Just as Turkey is situated on the border between Europe and Asia, this Turkish tile in the Gardner Museum’s collection sits in a window between the Italian-inspired Courtyard and the Spanish Cloister, which holds exquisite art pieces from both the Hispanic and Islamic world. But the Turkish tile stands out, and for good reason.
The Origin of Turkish Tiles
The tile was manufactured around 1575 in the town of İznik, located in Western Turkey, during the height of high-quality tile production in that region. Many of the tiles produced in İznik during the mid to late 16th century decorated important public buildings constructed during the Ottoman Empire. The most common were palaces and mosques, although some tiles appeared in domestic secular settings. Some İznik tiles came in sets that, when placed together, created repeating patterns on the walls of the buildings they adorned.
Interestingly, these tiles are not made from traditional clay but from a material called fritware or stonepaste. Fritware is a mixture of ground up quartz, white clay and frit (a fine glassy powder). This material was likely invented in 11th century Egypt in an attempt to replicate Chinese porcelain. Fritware technology spread from Egypt throughout other Islamic lands and was the dominant type of ceramic for centuries.
The Unique Tile of the Gardner
The Gardner Museum’s tile depicts a central grape leaf (Vitis is its scientific name in Latin) on a meandering vine surrounded by immature grape clusters.
Jenny Pore, Museum Horticulturist, helped identify the flowers and leaves on the tile: tulips (Tulipa), carnation petals (Dianthus caryophyllus), serrated saz leaf (reed), rose leaves (Rosa), hyacinth (Hyacinthus) and wild or common hyacinth (Hyacinthus orientalis). The design of the tile has a repeating pattern that is unusual for Iznik tiles, but has the quintessential İznik color palette of blue, turquoise, green, red, and black on a white slip ground. A thick, clear glaze coats these colors, saturating and protecting their vibrancy.
Analyzing the Turkish Tile
In order to learn more about the glaze colorants, we analyzed tile with portable X-ray fluorescence (pXRF) spectroscopy.

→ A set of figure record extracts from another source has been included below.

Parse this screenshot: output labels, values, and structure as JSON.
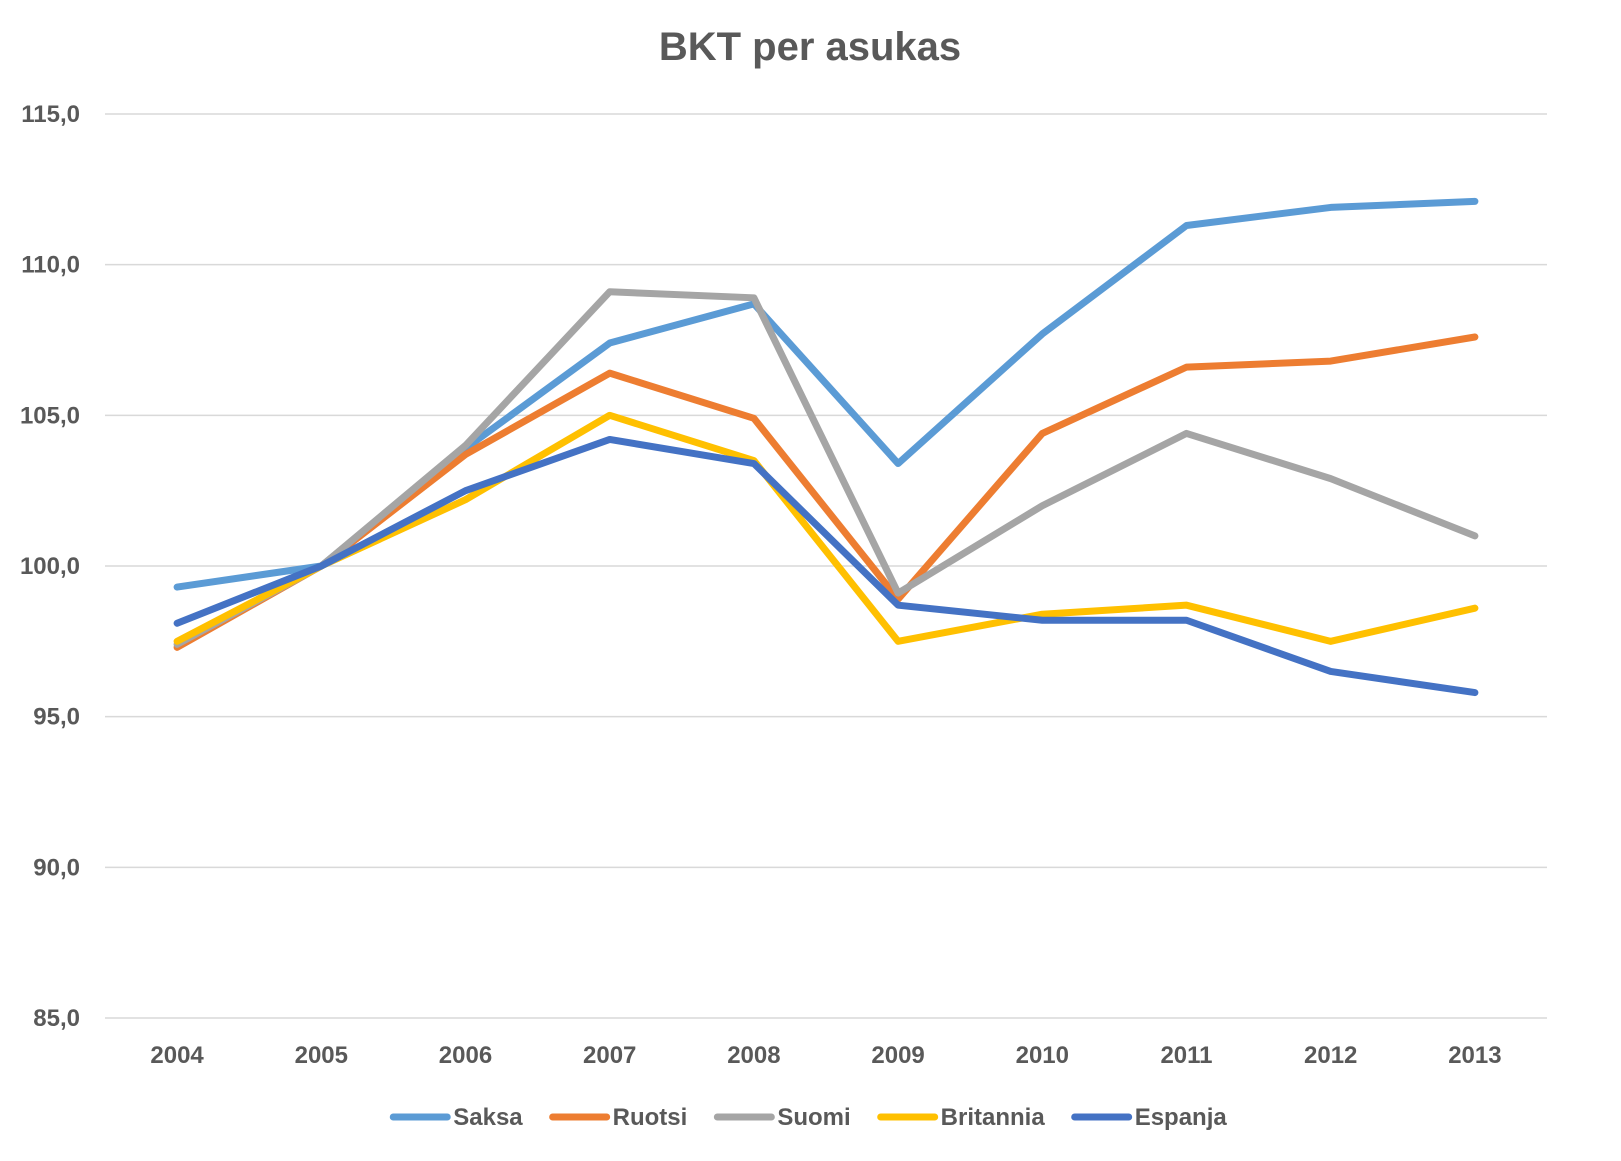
{
  "chart_data": {
    "type": "line",
    "title": "BKT per asukas",
    "xlabel": "",
    "ylabel": "",
    "categories": [
      "2004",
      "2005",
      "2006",
      "2007",
      "2008",
      "2009",
      "2010",
      "2011",
      "2012",
      "2013"
    ],
    "ylim": [
      85,
      115
    ],
    "y_ticks": [
      85,
      90,
      95,
      100,
      105,
      110,
      115
    ],
    "y_tick_labels": [
      "85,0",
      "90,0",
      "95,0",
      "100,0",
      "105,0",
      "110,0",
      "115,0"
    ],
    "grid": true,
    "legend_position": "bottom",
    "series": [
      {
        "name": "Saksa",
        "color": "#5B9BD5",
        "values": [
          99.3,
          100.0,
          103.9,
          107.4,
          108.7,
          103.4,
          107.7,
          111.3,
          111.9,
          112.1
        ]
      },
      {
        "name": "Ruotsi",
        "color": "#ED7D31",
        "values": [
          97.3,
          100.0,
          103.7,
          106.4,
          104.9,
          98.9,
          104.4,
          106.6,
          106.8,
          107.6
        ]
      },
      {
        "name": "Suomi",
        "color": "#A5A5A5",
        "values": [
          97.4,
          100.0,
          104.0,
          109.1,
          108.9,
          99.1,
          102.0,
          104.4,
          102.9,
          101.0
        ]
      },
      {
        "name": "Britannia",
        "color": "#FFC000",
        "values": [
          97.5,
          100.0,
          102.2,
          105.0,
          103.5,
          97.5,
          98.4,
          98.7,
          97.5,
          98.6
        ]
      },
      {
        "name": "Espanja",
        "color": "#4472C4",
        "values": [
          98.1,
          100.0,
          102.5,
          104.2,
          103.4,
          98.7,
          98.2,
          98.2,
          96.5,
          95.8
        ]
      }
    ]
  }
}
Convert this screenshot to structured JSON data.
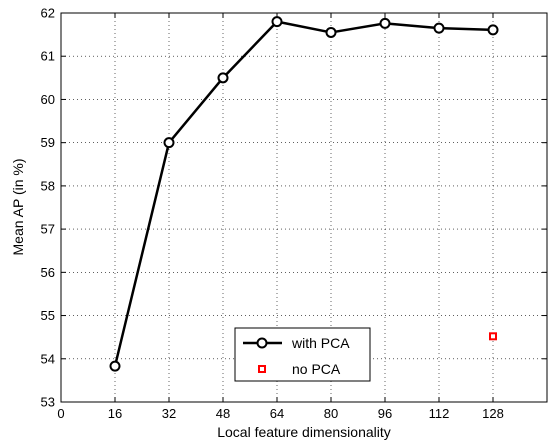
{
  "chart_data": {
    "type": "line",
    "xlabel": "Local feature dimensionality",
    "ylabel": "Mean AP (in %)",
    "xlim": [
      0,
      144
    ],
    "ylim": [
      53,
      62
    ],
    "xticks": [
      0,
      16,
      32,
      48,
      64,
      80,
      96,
      112,
      128
    ],
    "yticks": [
      53,
      54,
      55,
      56,
      57,
      58,
      59,
      60,
      61,
      62
    ],
    "grid": true,
    "legend_position": "bottom-center",
    "series": [
      {
        "name": "with PCA",
        "marker": "circle",
        "line": true,
        "color": "#000000",
        "x": [
          16,
          32,
          48,
          64,
          80,
          96,
          112,
          128
        ],
        "y": [
          53.83,
          59.0,
          60.5,
          61.8,
          61.55,
          61.76,
          61.65,
          61.61
        ]
      },
      {
        "name": "no PCA",
        "marker": "square",
        "line": false,
        "color": "#ff0000",
        "x": [
          128
        ],
        "y": [
          54.52
        ]
      }
    ]
  }
}
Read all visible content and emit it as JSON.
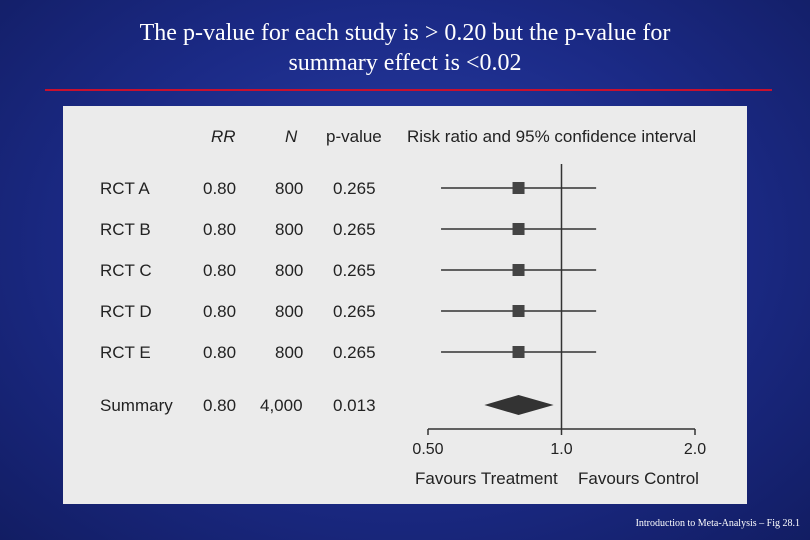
{
  "slide": {
    "title_line1": "The p-value for each study is > 0.20 but the p-value for",
    "title_line2": "summary effect is <0.02",
    "footer": "Introduction to Meta-Analysis – Fig 28.1",
    "rule_color": "#c8102e",
    "background_color": "#1b2a86"
  },
  "chart_data": {
    "type": "forest",
    "columns": {
      "rr": "RR",
      "n": "N",
      "p": "p-value",
      "plot": "Risk ratio and 95% confidence interval"
    },
    "studies": [
      {
        "label": "RCT A",
        "rr_text": "0.80",
        "n_text": "800",
        "p_text": "0.265",
        "rr": 0.8,
        "lower": 0.535,
        "upper": 1.197
      },
      {
        "label": "RCT B",
        "rr_text": "0.80",
        "n_text": "800",
        "p_text": "0.265",
        "rr": 0.8,
        "lower": 0.535,
        "upper": 1.197
      },
      {
        "label": "RCT C",
        "rr_text": "0.80",
        "n_text": "800",
        "p_text": "0.265",
        "rr": 0.8,
        "lower": 0.535,
        "upper": 1.197
      },
      {
        "label": "RCT D",
        "rr_text": "0.80",
        "n_text": "800",
        "p_text": "0.265",
        "rr": 0.8,
        "lower": 0.535,
        "upper": 1.197
      },
      {
        "label": "RCT E",
        "rr_text": "0.80",
        "n_text": "800",
        "p_text": "0.265",
        "rr": 0.8,
        "lower": 0.535,
        "upper": 1.197
      }
    ],
    "summary": {
      "label": "Summary",
      "rr_text": "0.80",
      "n_text": "4,000",
      "p_text": "0.013",
      "rr": 0.8,
      "lower": 0.67,
      "upper": 0.96
    },
    "x_axis": {
      "scale": "log",
      "ticks": [
        0.5,
        1.0,
        2.0
      ],
      "tick_labels": [
        "0.50",
        "1.0",
        "2.0"
      ],
      "range": [
        0.5,
        2.0
      ],
      "left_label": "Favours Treatment",
      "right_label": "Favours Control"
    }
  }
}
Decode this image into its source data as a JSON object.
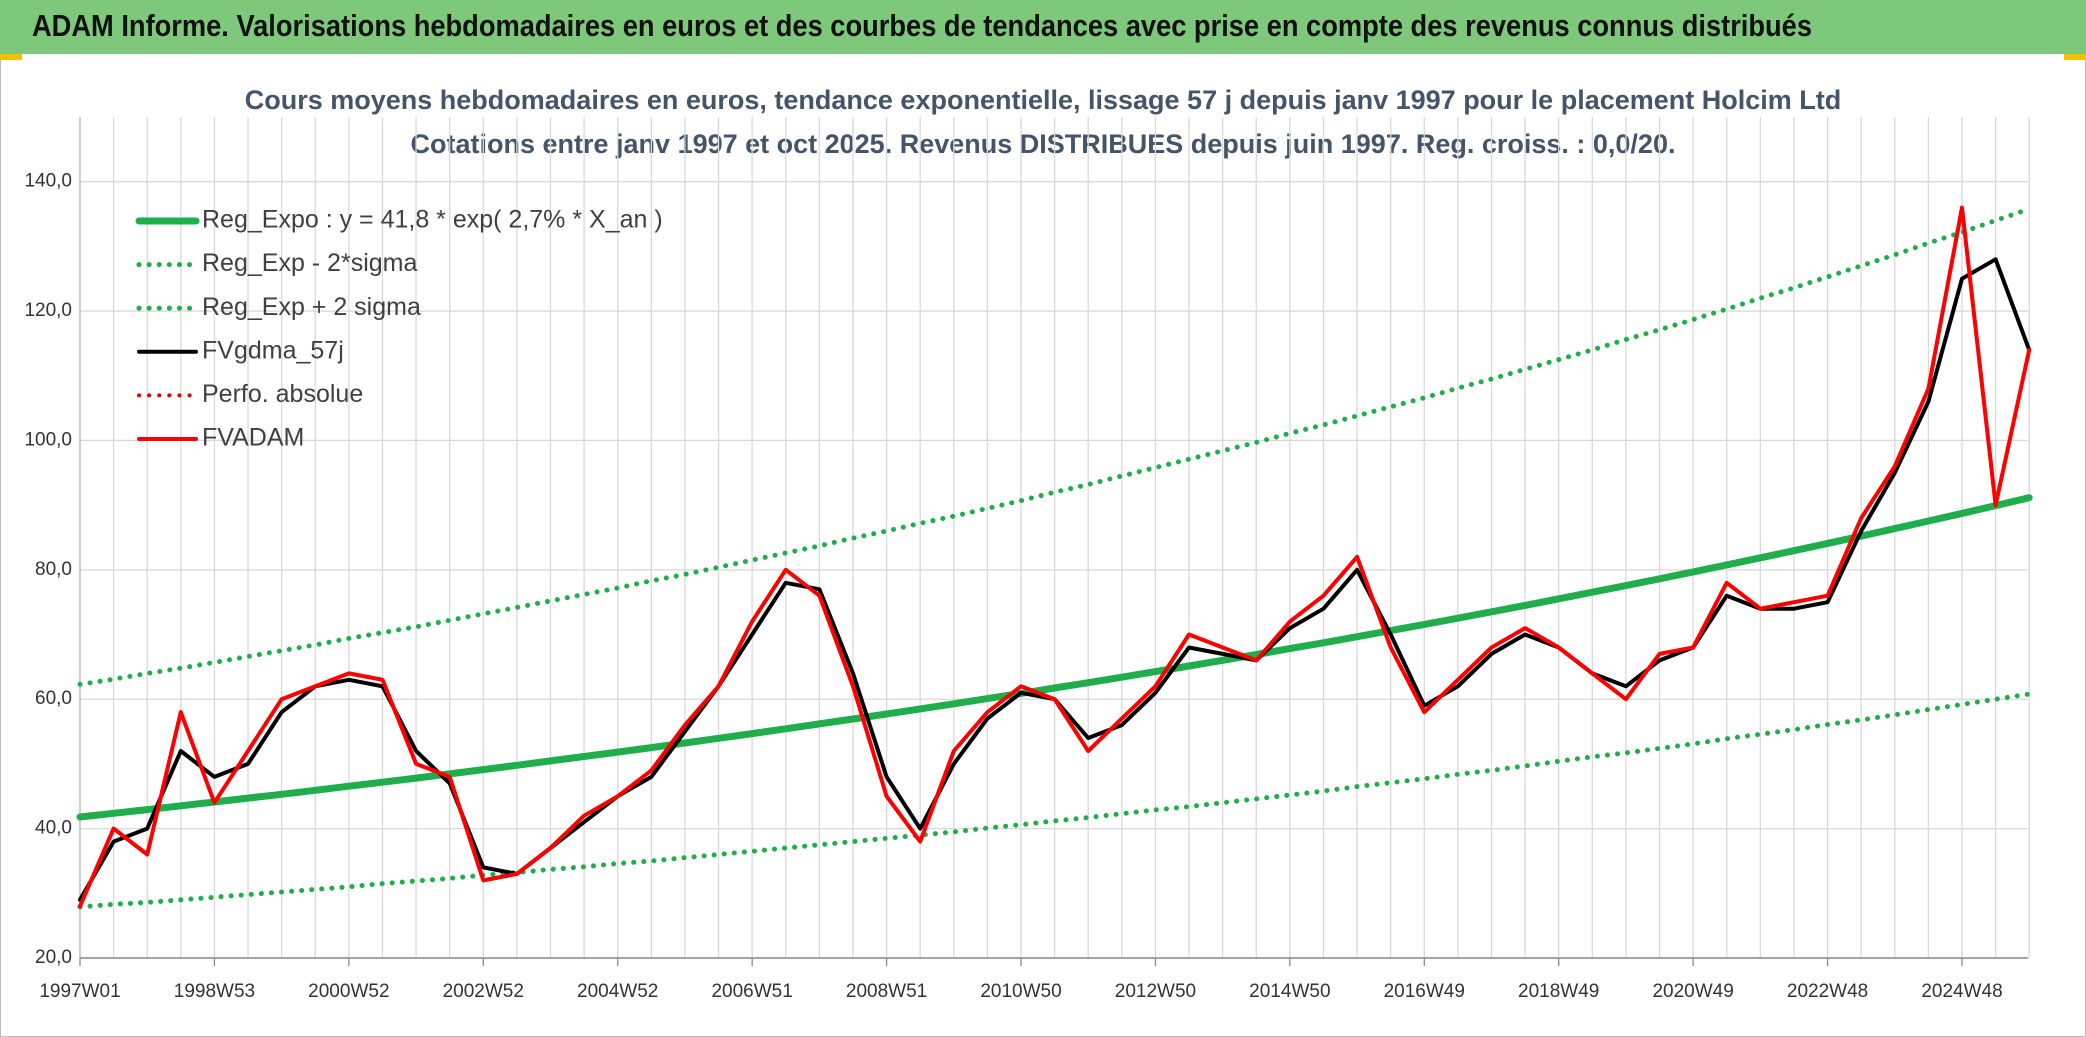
{
  "header": {
    "title": "ADAM Informe. Valorisations hebdomadaires en euros et des courbes de tendances avec prise en compte des revenus connus distribués"
  },
  "chart_data": {
    "type": "line",
    "title": "Cours moyens hebdomadaires en euros, tendance exponentielle, lissage 57 j depuis janv 1997 pour le placement Holcim Ltd",
    "subtitle": "Cotations entre janv 1997 et oct 2025. Revenus DISTRIBUES depuis juin 1997. Reg. croiss. : 0,0/20.",
    "categories": [
      "1997W01",
      null,
      null,
      null,
      "1998W53",
      null,
      null,
      null,
      "2000W52",
      null,
      null,
      null,
      "2002W52",
      null,
      null,
      null,
      "2004W52",
      null,
      null,
      null,
      "2006W51",
      null,
      null,
      null,
      "2008W51",
      null,
      null,
      null,
      "2010W50",
      null,
      null,
      null,
      "2012W50",
      null,
      null,
      null,
      "2014W50",
      null,
      null,
      null,
      "2016W49",
      null,
      null,
      null,
      "2018W49",
      null,
      null,
      null,
      "2020W49",
      null,
      null,
      null,
      "2022W48",
      null,
      null,
      null,
      "2024W48",
      null,
      null
    ],
    "ylim": [
      20,
      150
    ],
    "yticks": [
      {
        "value": 20,
        "label": "20,0"
      },
      {
        "value": 40,
        "label": "40,0"
      },
      {
        "value": 60,
        "label": "60,0"
      },
      {
        "value": 80,
        "label": "80,0"
      },
      {
        "value": 100,
        "label": "100,0"
      },
      {
        "value": 120,
        "label": "120,0"
      },
      {
        "value": 140,
        "label": "140,0"
      }
    ],
    "grid": true,
    "legend": "top-left",
    "series": [
      {
        "name": "Reg_Expo : y = 41,8 * exp( 2,7% *  X_an )",
        "color": "#1fae4b",
        "style": "solid",
        "values": [
          41.8,
          42.37,
          42.94,
          43.52,
          44.11,
          44.71,
          45.31,
          45.92,
          46.55,
          47.18,
          47.81,
          48.46,
          49.12,
          49.78,
          50.46,
          51.14,
          51.83,
          52.53,
          53.24,
          53.96,
          54.69,
          55.43,
          56.18,
          56.95,
          57.72,
          58.5,
          59.29,
          60.09,
          60.9,
          61.73,
          62.56,
          63.41,
          64.27,
          65.14,
          66.02,
          66.91,
          67.82,
          68.73,
          69.66,
          70.61,
          71.56,
          72.53,
          73.51,
          74.51,
          75.52,
          76.54,
          77.57,
          78.62,
          79.68,
          80.76,
          81.86,
          82.96,
          84.09,
          85.22,
          86.38,
          87.55,
          88.73,
          89.93,
          91.15
        ]
      },
      {
        "name": "Reg_Exp - 2*sigma",
        "color": "#1fae4b",
        "style": "dotted",
        "values": [
          27.9,
          28.3,
          28.6,
          29.0,
          29.4,
          29.8,
          30.2,
          30.6,
          31.0,
          31.5,
          31.9,
          32.3,
          32.8,
          33.2,
          33.7,
          34.1,
          34.6,
          35.0,
          35.5,
          36.0,
          36.5,
          37.0,
          37.5,
          38.0,
          38.5,
          39.0,
          39.5,
          40.1,
          40.6,
          41.2,
          41.7,
          42.3,
          42.9,
          43.4,
          44.0,
          44.6,
          45.2,
          45.8,
          46.5,
          47.1,
          47.7,
          48.4,
          49.0,
          49.7,
          50.4,
          51.1,
          51.7,
          52.4,
          53.1,
          53.9,
          54.6,
          55.3,
          56.1,
          56.8,
          57.6,
          58.4,
          59.2,
          60.0,
          60.8
        ]
      },
      {
        "name": "Reg_Exp + 2 sigma",
        "color": "#1fae4b",
        "style": "dotted",
        "values": [
          62.3,
          63.1,
          64.0,
          64.8,
          65.7,
          66.6,
          67.5,
          68.4,
          69.4,
          70.3,
          71.2,
          72.2,
          73.2,
          74.2,
          75.2,
          76.2,
          77.2,
          78.3,
          79.3,
          80.4,
          81.5,
          82.6,
          83.7,
          84.9,
          86.0,
          87.2,
          88.3,
          89.5,
          90.7,
          92.0,
          93.2,
          94.5,
          95.8,
          97.1,
          98.4,
          99.7,
          101.1,
          102.4,
          103.8,
          105.2,
          106.6,
          108.1,
          109.5,
          111.0,
          112.5,
          114.0,
          115.6,
          117.1,
          118.7,
          120.3,
          122.0,
          123.6,
          125.3,
          127.0,
          128.7,
          130.5,
          132.2,
          134.0,
          135.8
        ]
      },
      {
        "name": "FVgdma_57j",
        "color": "#000000",
        "style": "solid",
        "values": [
          29,
          38,
          40,
          52,
          48,
          50,
          58,
          62,
          63,
          62,
          52,
          47,
          34,
          33,
          37,
          41,
          45,
          48,
          55,
          62,
          70,
          78,
          77,
          64,
          48,
          40,
          50,
          57,
          61,
          60,
          54,
          56,
          61,
          68,
          67,
          66,
          71,
          74,
          80,
          70,
          59,
          62,
          67,
          70,
          68,
          64,
          62,
          66,
          68,
          76,
          74,
          74,
          75,
          86,
          95,
          106,
          125,
          128,
          114
        ]
      },
      {
        "name": "Perfo. absolue",
        "color": "#e00000",
        "style": "dotted",
        "values": [
          28,
          40,
          36,
          58,
          44,
          52,
          60,
          62,
          64,
          63,
          50,
          48,
          32,
          33,
          37,
          42,
          45,
          49,
          56,
          62,
          72,
          80,
          76,
          62,
          45,
          38,
          52,
          58,
          62,
          60,
          52,
          57,
          62,
          70,
          68,
          66,
          72,
          76,
          82,
          68,
          58,
          63,
          68,
          71,
          68,
          64,
          60,
          67,
          68,
          78,
          74,
          75,
          76,
          88,
          96,
          108,
          136,
          90,
          114
        ]
      },
      {
        "name": "FVADAM",
        "color": "#ff0000",
        "style": "solid",
        "values": [
          28,
          40,
          36,
          58,
          44,
          52,
          60,
          62,
          64,
          63,
          50,
          48,
          32,
          33,
          37,
          42,
          45,
          49,
          56,
          62,
          72,
          80,
          76,
          62,
          45,
          38,
          52,
          58,
          62,
          60,
          52,
          57,
          62,
          70,
          68,
          66,
          72,
          76,
          82,
          68,
          58,
          63,
          68,
          71,
          68,
          64,
          60,
          67,
          68,
          78,
          74,
          75,
          76,
          88,
          96,
          108,
          136,
          90,
          114
        ]
      }
    ]
  }
}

pXRF is a fast, non-destructive form of analysis that detects the elements that are present in a particular area; almost like an elemental fingerprint for materials. For instance, pXRF analysis revealed that the dark blue glaze colorant contains cobalt (cobalt oxide) while the turquoise glaze contains copper (cupric oxide) oxide. We also used the magnification of a stereobinocular microscope to observe the tile. Images from that exercise in close-looking show the detailed application of areas with multiple glaze colors and the way that the colors partially diffuse into the thick, bubbly clear glaze layer on top.
The Turkish Tile’s Twin
We don’t know who designed our tile or for what location, but we do know that there is another tile of the same unusual design. It resides in the collection of the members-only Providence Art Club in Providence, Rhode Island. What are the odds that two of the very few tiles known for this pattern would end up 5,000 miles away from where they were created, and only 50 miles apart from each other?